Just a Little Maintenance
We Can Fix Social Security, If We Can Manage the Politics
By Robert M. Ball
Sunday, July 18, 2004; Page B04
On April 20, 1983, Republican and Democratic congressional leaders joined President Ronald Reagan at the White House to sign landmark legislation strengthening Social Security. They were addressing a genuine crisis. Beginning in the 1970s, a lethal combination of high inflation and high unemployment had sent benefit payments soaring as payroll tax revenues dwindled.
"Just a few months ago," Reagan noted, "there was legitimate alarm that Social Security would soon run out of money. On both sides of the political aisle, there were dark suspicions that opponents from the other party were more interested in playing politics than in solving the problem." But then, he said, a bipartisan commission found a solution, political leaders of both parties "set aside their passions," and a compromise was reached.
If only that were true today. Now, with the baby boom generation nearing retirement, Social Security needs another adjustment. The mechanics of fixing the program aren't complicated, but the politics of fixing it are. The problem isn't so much insolvency as it is ideology. I served on that 1983 commission, representing then-House Speaker Thomas P. "Tip" O'Neill, the Democrat from Massachusetts, and I know that repairing Social Security is well within our grasp -- all we need is the political will.
Much has been made recently of Reagan's innate optimism, but even the late president would be hard put to bring Democrats and Republicans together today in the "spirit of compassion and commitment" that he invoked 21 years ago. Back then, Reagan reaffirmed "for all time our nation's ironclad commitment to Social Security" and said the bill "struck the best possible balance between the taxes we pay and the benefits paid back." By contrast, the present occupant of the White House has committed himself, if reelected, to begin dismantling the Social Security system by introducing private savings accounts to be financed, in part, by siphoning off some of the payroll tax revenue now committed to Social Security.
Meanwhile, on Capitol Hill there is no discernible interest among Republican leaders in the kind of bipartisan spirit whose essence, as Reagan noted, "is to give up a little in order to get a lot." And the Democrats' strategy is to say "leave the system alone" and let Republicans make political mistakes by proposing changes.
So we appear headed for another standoff. But it doesn't have to happen.
First, let's consider the nature of today's challenge. There's a high probability that Social Security faces a long-term imbalance of revenues and expenses, which, if left unaddressed, could eventually lead to insolvency. But even the experts aren't sure whether the shortfall will be minor (and relatively easy to close) or not so minor.
Indeed they can't be sure. For long-range planning, Social Security's trustees make 75-year forecasts. This is a highly uncertain exercise. Think about a 75-year forecast made in 1929. No matter how astute, it couldn't have foreseen the Depression and World War II, either of which would have skewed any forecast beyond recognition. We need to keep that cautionary tale in mind as we consider the forecasts that drive the Social Security debate today. They're planning aids, not prophecies cast in stone.
The reports released this year by Social Security's trustees and by the Congressional Budget Office (CBO) provide further evidence of this uncertainty. The estimators are nonpartisan professionals using their best judgment. But CBO anticipates a long-term deficit about half as large as the one foreseen by the trustees.
Does it matter which forecast is closer to the mark? Not really. Even the trustees anticipate an eventual shortfall of relatively small size: about 2 percent of payrolls. Reagan and O'Neill could have worked with a gap of that size. We can, too.
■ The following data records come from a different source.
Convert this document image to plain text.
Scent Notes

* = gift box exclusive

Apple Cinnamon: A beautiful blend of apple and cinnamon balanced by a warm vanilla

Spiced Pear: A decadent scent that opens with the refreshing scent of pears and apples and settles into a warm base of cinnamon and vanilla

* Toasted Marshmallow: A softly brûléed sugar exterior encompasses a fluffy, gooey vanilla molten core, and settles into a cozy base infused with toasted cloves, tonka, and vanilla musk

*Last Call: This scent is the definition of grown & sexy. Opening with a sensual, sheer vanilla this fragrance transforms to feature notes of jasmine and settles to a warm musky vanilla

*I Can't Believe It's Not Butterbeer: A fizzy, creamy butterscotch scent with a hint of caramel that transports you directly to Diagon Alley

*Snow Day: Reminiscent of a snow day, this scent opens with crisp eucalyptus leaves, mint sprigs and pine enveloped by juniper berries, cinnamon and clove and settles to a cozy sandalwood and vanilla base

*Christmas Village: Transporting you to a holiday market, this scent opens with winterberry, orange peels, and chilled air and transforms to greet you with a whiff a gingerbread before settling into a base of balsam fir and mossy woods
Most of the financing for Social Security comes from deductions from workers' earnings and taxes on employers' payrolls. Closing the financing gap means raising tax revenues or lowering benefits in one form or another. But that doesn't mean we have to raise payroll tax rates across the board; nor do we have to do radical surgery that would alter the nature of the program. All it requires are changes that should be made in any event. If these changes produce more deficit reduction than needed, I would urge their adoption anyway and a cut in the payroll tax rate.
I want to propose four such changes:
• Raise the tax ceiling to cover more of what high-income earners make. Right now, workers and employers don't pay Social Security taxes on any individual earnings over $87,900 a year -- limited contributions for limited benefits. That ceiling is adjusted every year. In 1983, Congress set a ceiling that would subject 90 percent of covered earnings to the Social Security tax. Currently, however, only about 85 percent of covered earnings are being taxed (and credited to workers' accounts for purposes of calculating benefits). This is a major reason why Social Security faces a long-range deficit.
This isn't the result of any policy change, but rather the accidental byproduct of the fact that over the past 20 years incomes of those above the ceiling have risen much faster than the incomes of those below. To gradually restore coverage to 90 percent, we should boost the cutoff point by 2 percent more each year than would occur under current law, which automatically raises the ceiling by the amount that average wages increase. By 2036, the goal would be reached.